Everybody must pass through every state, and just as physically everyone has to pass through babyhood, childhood, etc., so, on the moral and spiritual plane, babyhood, childhood is an essential,, nay, indispensable step. The so-called sinners are my moral Babies, and has not a Baby a beauty of its own? Those that you miscall “fallen” have “not risen” yet. They are the Freshmen of the University just as you also were at one time.

Some make so much fuss about Universal love and yet keep the eyes riveted on the ugly points in the character of their protégés hiding the inconsistency under the expression “You may hate the sin and love the sinner”.

O dear people, you can never love anything so long as you perceive ugliness there. Love means perception of beauty.

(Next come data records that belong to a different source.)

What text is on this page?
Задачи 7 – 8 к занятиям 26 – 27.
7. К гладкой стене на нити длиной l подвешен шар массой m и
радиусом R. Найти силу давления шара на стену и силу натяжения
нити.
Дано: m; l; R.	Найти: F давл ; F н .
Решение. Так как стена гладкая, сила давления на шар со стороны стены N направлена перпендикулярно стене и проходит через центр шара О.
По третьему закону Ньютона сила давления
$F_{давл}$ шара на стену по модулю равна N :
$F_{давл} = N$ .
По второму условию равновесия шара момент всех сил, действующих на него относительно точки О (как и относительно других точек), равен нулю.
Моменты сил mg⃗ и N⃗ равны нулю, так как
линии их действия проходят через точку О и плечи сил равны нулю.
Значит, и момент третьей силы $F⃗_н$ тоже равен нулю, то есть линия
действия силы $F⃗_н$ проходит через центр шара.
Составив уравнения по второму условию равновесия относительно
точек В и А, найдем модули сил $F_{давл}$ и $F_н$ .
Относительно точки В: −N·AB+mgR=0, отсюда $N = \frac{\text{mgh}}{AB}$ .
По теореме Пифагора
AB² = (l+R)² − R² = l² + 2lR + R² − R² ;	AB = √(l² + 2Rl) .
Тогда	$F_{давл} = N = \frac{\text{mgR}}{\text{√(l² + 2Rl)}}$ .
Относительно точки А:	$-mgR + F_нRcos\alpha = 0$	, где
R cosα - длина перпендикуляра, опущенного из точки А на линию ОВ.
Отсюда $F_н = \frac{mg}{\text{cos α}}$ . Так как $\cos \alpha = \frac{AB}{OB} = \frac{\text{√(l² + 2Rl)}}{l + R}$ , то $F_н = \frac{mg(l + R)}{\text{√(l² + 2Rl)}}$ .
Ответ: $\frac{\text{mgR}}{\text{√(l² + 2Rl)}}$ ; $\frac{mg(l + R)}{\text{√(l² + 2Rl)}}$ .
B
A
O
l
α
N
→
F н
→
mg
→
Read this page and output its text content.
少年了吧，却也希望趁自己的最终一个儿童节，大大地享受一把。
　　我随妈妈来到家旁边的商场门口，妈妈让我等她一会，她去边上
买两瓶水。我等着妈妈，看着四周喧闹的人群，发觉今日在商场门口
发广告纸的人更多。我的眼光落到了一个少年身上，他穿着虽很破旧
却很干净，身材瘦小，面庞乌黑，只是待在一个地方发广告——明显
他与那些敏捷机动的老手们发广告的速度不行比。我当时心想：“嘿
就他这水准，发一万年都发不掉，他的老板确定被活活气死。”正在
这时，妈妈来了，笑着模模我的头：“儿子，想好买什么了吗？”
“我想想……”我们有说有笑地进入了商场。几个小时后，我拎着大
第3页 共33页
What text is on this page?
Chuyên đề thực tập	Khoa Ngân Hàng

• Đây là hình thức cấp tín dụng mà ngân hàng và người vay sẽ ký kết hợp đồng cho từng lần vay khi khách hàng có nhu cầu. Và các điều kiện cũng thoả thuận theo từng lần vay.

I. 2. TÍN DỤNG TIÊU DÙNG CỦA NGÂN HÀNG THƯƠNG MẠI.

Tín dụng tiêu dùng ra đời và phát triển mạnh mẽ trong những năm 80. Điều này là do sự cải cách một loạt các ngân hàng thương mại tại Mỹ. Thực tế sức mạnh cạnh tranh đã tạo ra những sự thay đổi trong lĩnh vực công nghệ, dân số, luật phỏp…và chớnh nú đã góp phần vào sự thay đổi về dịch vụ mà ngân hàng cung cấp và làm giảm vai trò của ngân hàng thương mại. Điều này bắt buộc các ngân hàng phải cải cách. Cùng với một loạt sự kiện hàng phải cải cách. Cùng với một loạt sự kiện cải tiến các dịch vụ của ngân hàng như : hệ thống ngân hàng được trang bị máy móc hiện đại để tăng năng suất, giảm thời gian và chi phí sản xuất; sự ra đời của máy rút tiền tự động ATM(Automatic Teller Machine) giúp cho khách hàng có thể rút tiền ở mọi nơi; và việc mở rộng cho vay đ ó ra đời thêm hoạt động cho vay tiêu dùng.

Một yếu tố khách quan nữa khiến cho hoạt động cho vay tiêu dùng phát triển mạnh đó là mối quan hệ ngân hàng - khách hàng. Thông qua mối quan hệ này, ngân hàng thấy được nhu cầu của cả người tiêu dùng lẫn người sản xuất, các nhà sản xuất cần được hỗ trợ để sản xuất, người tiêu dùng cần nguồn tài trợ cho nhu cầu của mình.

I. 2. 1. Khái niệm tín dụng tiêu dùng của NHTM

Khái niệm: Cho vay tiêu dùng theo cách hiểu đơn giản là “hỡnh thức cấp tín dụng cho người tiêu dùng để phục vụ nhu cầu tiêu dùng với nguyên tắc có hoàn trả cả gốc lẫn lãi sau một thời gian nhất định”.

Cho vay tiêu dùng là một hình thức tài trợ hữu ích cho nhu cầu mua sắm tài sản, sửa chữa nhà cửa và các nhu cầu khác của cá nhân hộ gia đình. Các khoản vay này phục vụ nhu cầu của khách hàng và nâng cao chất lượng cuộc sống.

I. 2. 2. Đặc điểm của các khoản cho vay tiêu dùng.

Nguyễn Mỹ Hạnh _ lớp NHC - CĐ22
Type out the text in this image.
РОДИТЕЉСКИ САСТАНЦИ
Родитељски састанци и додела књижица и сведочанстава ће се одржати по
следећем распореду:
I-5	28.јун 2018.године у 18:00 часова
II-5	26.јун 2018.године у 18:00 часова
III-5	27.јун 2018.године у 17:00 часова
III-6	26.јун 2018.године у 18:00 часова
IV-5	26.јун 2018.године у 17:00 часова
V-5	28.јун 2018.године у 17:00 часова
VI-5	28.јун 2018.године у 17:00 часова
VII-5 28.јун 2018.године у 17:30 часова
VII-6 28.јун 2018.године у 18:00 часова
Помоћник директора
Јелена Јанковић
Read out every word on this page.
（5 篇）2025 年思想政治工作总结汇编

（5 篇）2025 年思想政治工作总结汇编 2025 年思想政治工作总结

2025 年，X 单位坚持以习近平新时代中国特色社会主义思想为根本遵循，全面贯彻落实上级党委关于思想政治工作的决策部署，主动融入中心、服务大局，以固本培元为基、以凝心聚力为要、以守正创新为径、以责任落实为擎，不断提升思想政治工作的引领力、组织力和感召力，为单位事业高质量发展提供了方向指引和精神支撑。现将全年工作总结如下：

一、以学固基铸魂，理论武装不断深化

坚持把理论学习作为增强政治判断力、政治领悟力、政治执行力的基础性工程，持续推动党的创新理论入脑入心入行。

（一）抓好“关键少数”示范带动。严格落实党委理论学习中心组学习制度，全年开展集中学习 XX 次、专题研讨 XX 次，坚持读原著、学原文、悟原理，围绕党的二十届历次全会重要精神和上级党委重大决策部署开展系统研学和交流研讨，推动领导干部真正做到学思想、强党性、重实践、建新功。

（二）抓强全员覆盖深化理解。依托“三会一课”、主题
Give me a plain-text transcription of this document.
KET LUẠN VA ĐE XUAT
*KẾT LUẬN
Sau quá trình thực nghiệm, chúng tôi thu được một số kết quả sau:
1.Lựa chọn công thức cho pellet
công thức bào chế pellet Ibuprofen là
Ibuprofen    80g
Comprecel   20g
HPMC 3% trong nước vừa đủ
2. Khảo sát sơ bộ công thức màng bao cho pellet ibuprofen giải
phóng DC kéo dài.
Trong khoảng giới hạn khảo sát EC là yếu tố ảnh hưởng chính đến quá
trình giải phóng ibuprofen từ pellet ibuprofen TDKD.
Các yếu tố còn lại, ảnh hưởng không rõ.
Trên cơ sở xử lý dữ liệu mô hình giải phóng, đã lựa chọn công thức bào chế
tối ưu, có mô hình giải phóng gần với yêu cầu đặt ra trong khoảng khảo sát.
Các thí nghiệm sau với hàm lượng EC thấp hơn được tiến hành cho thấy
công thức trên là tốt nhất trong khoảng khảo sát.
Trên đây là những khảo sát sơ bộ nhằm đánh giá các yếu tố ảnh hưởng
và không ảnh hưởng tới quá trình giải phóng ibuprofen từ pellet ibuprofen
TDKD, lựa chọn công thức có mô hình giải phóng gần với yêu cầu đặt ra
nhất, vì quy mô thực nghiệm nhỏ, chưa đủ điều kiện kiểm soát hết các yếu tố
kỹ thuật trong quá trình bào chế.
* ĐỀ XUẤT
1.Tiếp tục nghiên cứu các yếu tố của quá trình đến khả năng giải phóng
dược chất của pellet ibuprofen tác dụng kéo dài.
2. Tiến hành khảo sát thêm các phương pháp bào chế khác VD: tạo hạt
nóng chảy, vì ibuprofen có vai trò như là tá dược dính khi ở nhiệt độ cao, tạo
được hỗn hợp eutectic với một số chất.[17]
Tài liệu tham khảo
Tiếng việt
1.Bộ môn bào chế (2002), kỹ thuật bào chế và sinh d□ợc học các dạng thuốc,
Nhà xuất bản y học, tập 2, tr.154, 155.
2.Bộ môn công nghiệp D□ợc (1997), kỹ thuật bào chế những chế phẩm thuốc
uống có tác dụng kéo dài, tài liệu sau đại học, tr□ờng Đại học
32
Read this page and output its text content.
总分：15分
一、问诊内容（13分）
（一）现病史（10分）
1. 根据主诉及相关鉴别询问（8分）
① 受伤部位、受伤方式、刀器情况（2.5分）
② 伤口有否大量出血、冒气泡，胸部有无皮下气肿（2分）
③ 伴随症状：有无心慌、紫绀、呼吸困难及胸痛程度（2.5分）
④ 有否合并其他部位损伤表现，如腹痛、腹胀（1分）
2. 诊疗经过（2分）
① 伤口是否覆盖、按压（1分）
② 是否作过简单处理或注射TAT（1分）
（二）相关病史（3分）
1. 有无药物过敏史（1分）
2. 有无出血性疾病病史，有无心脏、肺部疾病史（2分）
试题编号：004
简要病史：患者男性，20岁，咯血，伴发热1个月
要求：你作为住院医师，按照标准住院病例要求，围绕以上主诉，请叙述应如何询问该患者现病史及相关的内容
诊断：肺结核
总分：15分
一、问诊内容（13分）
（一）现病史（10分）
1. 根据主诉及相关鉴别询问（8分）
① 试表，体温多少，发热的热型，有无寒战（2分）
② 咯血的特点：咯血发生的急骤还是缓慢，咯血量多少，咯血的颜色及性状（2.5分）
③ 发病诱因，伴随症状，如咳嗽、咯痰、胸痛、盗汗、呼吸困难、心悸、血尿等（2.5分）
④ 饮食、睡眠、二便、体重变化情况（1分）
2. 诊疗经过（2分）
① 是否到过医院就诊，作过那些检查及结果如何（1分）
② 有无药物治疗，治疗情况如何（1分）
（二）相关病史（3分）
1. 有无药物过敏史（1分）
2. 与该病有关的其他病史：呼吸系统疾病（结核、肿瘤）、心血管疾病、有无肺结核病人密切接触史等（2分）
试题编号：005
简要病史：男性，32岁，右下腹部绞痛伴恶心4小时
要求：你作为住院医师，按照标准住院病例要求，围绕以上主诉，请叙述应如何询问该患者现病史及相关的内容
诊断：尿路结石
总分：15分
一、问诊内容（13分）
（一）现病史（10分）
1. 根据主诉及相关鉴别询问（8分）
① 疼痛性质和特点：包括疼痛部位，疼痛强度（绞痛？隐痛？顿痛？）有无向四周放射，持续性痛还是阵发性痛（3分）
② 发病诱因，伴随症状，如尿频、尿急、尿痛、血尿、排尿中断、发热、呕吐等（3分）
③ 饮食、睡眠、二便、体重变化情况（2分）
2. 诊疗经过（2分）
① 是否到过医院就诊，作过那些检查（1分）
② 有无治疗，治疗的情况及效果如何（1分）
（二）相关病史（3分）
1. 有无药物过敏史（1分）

Fighting with darkness will never remove it. In a dark room, if we are throwing stones in ail directions, down the panes, knocking over the table, upsetting the ink-stand, and cursing and denouncing all the time, will it remove the darkness? Bring the light in, and darkness never was. So the negative criticising, chilling, discouraging process will not mend matters, All that is necessary is the positive, cheerful, hopeful, loving, encouraging attitude. If all the mud in the sewers is exposed in the streets, will it bring about any uplifting result? Never. So will not emphasizing the faults of others do any good. Let the flowing current of fresh water of peace and good-will run over the sewer and all the dirt will be washed off. It is said that Akbar drew a line and asked his wise man Birbal to shorten the line without cutting or erasing it from any side. The latter drew a longer line parallel to it and Akbar’s line was shortened. So it is. Wisdom is to draw the longer line. Best criticism is to make people feel from within what you wish to make them realise from without just as Birbal convinced Akbar from within that his line was shortened. All grumbling is tantamount to “Oh, why is the lily not an oak! “Let us observe the beauty in each. “Don’t bark against the bad, but chant the beauties of the good.”From all life’s grapes I press sweet wine.

Critic dear, I love you, but I equally love and esteem the man you criticise.